After a series of tragic CO poisoning deaths in Colorado in late 2008 and early 2009, then-Governor Bill Ritter signed House Bill 09-1091, also known as Lofgren and Johnson Families Carbon Monoxide Safety Act, into law. This bill went into effect on July 1, 2009, requiring that all single and multi-family residences that have a fuel burning heater or appliance, a fireplace, or an attached garage that are sold, rented, remodeled or repaired, by law, has to have a carbon monoxide detector.
Getting the bill passed was not easy, according to Don Johnson, president of The Lauren Project, an organization dedicated to preventing similar tragedies by providing CO education, along with carbon monoxide detectors and advocating for legislation. In fact, the bill did not pass the first year it was introduced.
Lauren died at the age of 23 in her Denver apartment. "We encourage people to think about their young adults," Johnson said. "It's such an easy fix," he added, referring to CO detectors.
In December 2015, Nebraska adopted a similar law. Beginning Jan. 1, 2016, CO law requires that carbon monoxide detectors be installed in all residences that are sold, rented or significantly renovated. The Nebraska law requires that dwellings with a "fuel-fired heater or appliance, a fireplace, or an attached garage" have detectors on each habitable floor.
Johnson testified for that legislation and has testified in other states. Some have not been as successful. Last year, North Dakota Gov. Doug Burgum vetoed a bill requiring carbon monoxide detectors in certain rental properties. It would have required residential rental property that includes a wood or other fuel-fired fireplace, heater or appliance or an attached garage to be equipped with carbon monoxide alarms, with some exceptions.
Support for Burgum's veto included Rep. Kathy Skroch, who believes it's a personal responsibility. "We, as a government … I think have to be mindful of not imposing regulations on private enterprise," Skroch said following the veto.
But Johnson points out, it's a simple, cheap fix, and some think they can just call for help if they start having CO poisoning symptoms.
"It's not that easy. It can happen very quickly," Johnson said. "It confuses you." Johnson said there was evidence on Lauren's phone that she had tried to call for help.
But other states are on board with the cheap fix.
There are 27 states and the District of Columbia that require carbon monoxide detectors in private dwellings via state statute: Alaska, California, Colorado, Connecticut, District of Columbia, Florida, Georgia (via adoption of the International Residential Code), Illinois, Iowa, Maine, Maryland, Massachusetts, Michigan, Minnesota, Nebraska, New Hampshire, New Jersey, New York, North Carolina, Oregon, Pennsylvania, Rhode Island, Tennessee, Utah, Vermont, Washington, West Virginia and Wisconsin. Certain states limit the installation to buildings with fossil-fuel burning devises, others only require the devise be installed upon sale of the property or unit.

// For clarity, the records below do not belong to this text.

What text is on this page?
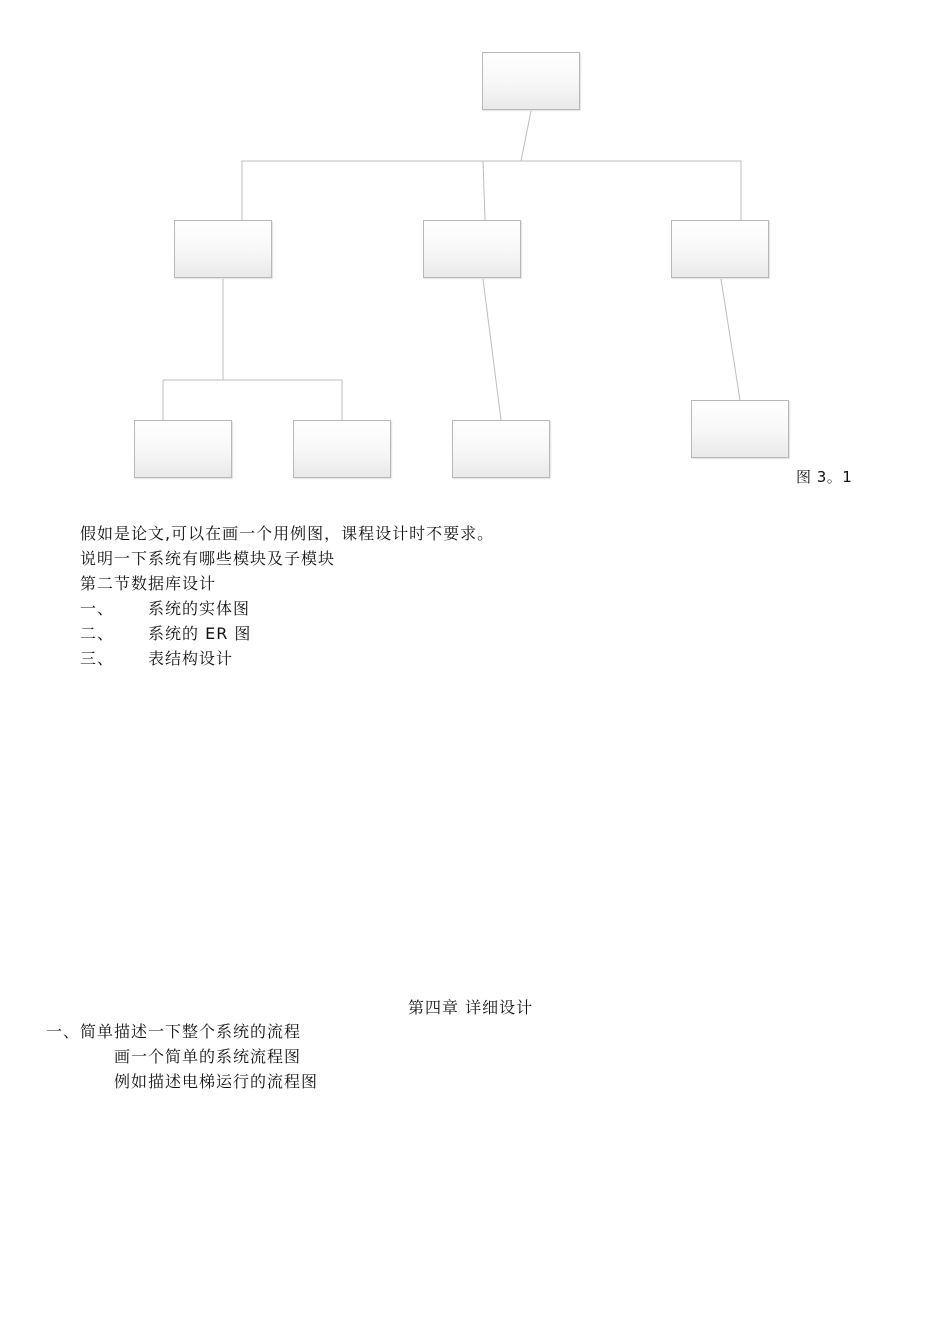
图 3。1
假如是论文,可以在画一个用例图，课程设计时不要求。
说明一下系统有哪些模块及子模块
第二节数据库设计
一、 系统的实体图
二、 系统的 ER 图
三、 表结构设计
第四章 详细设计
一、简单描述一下整个系统的流程
画一个简单的系统流程图
例如描述电梯运行的流程图
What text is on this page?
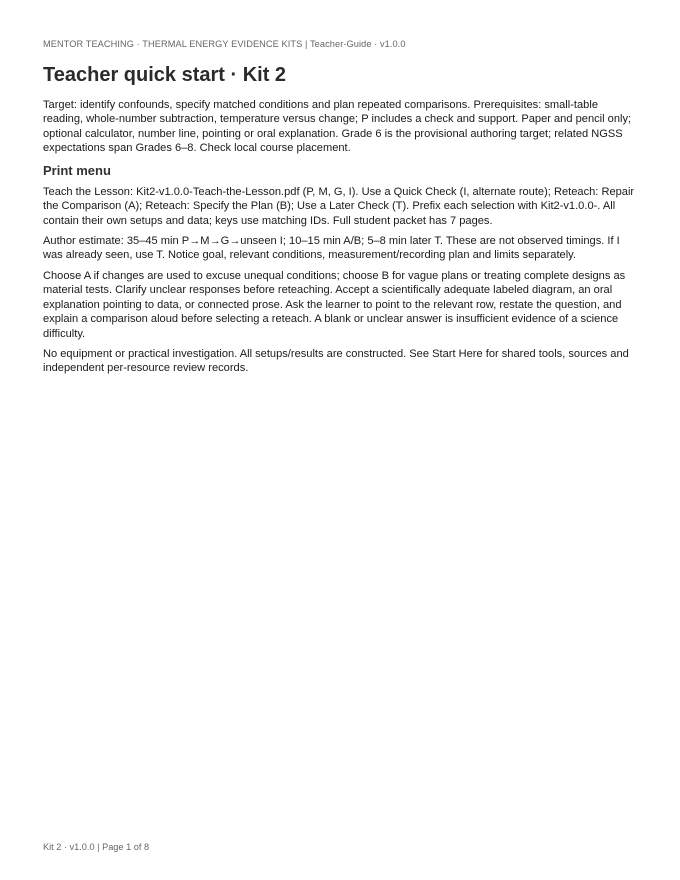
MENTOR TEACHING · THERMAL ENERGY EVIDENCE KITS | Teacher-Guide · v1.0.0
Teacher quick start · Kit 2

Target: identify confounds, specify matched conditions and plan repeated comparisons. Prerequisites: small-table reading, whole-number subtraction, temperature versus change; P includes a check and support. Paper and pencil only; optional calculator, number line, pointing or oral explanation. Grade 6 is the provisional authoring target; related NGSS expectations span Grades 6–8. Check local course placement.

Print menu

Teach the Lesson: Kit2-v1.0.0-Teach-the-Lesson.pdf (P, M, G, I). Use a Quick Check (I, alternate route); Reteach: Repair the Comparison (A); Reteach: Specify the Plan (B); Use a Later Check (T). Prefix each selection with Kit2-v1.0.0-. All contain their own setups and data; keys use matching IDs. Full student packet has 7 pages.

Author estimate: 35–45 min P→M→G→unseen I; 10–15 min A/B; 5–8 min later T. These are not observed timings. If I was already seen, use T. Notice goal, relevant conditions, measurement/recording plan and limits separately.

Choose A if changes are used to excuse unequal conditions; choose B for vague plans or treating complete designs as material tests. Clarify unclear responses before reteaching. Accept a scientifically adequate labeled diagram, an oral explanation pointing to data, or connected prose. Ask the learner to point to the relevant row, restate the question, and explain a comparison aloud before selecting a reteach. A blank or unclear answer is insufficient evidence of a science difficulty.

No equipment or practical investigation. All setups/results are constructed. See Start Here for shared tools, sources and independent per-resource review records.

Kit 2 · v1.0.0 | Page 1 of 8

Another 11 states require carbon monoxide detectors in private dwellings regulatorily through the adoption of the International Residential Code or via an amendment to their state's building code: Alabama, Georgia, Idaho, Kentucky, Louisiana, New Mexico, North Dakota, Oklahoma, South Carolina, Virginia and Wyoming.
Lauren's Project volunteers work closely with the Red Cross, through their Home Fire Preparedness Campaign in order to provide more education regarding carbon monoxide and to provide and install detectors for individuals in need. The project covers everything from public speaking, to door to door visits and handing out CO detectors.
While the peak times for CO poisoning is in the winter, Johnson encourages everyone to not wait until next winter. Get a CO detector today. "Don't wait; it can happen any time of the year."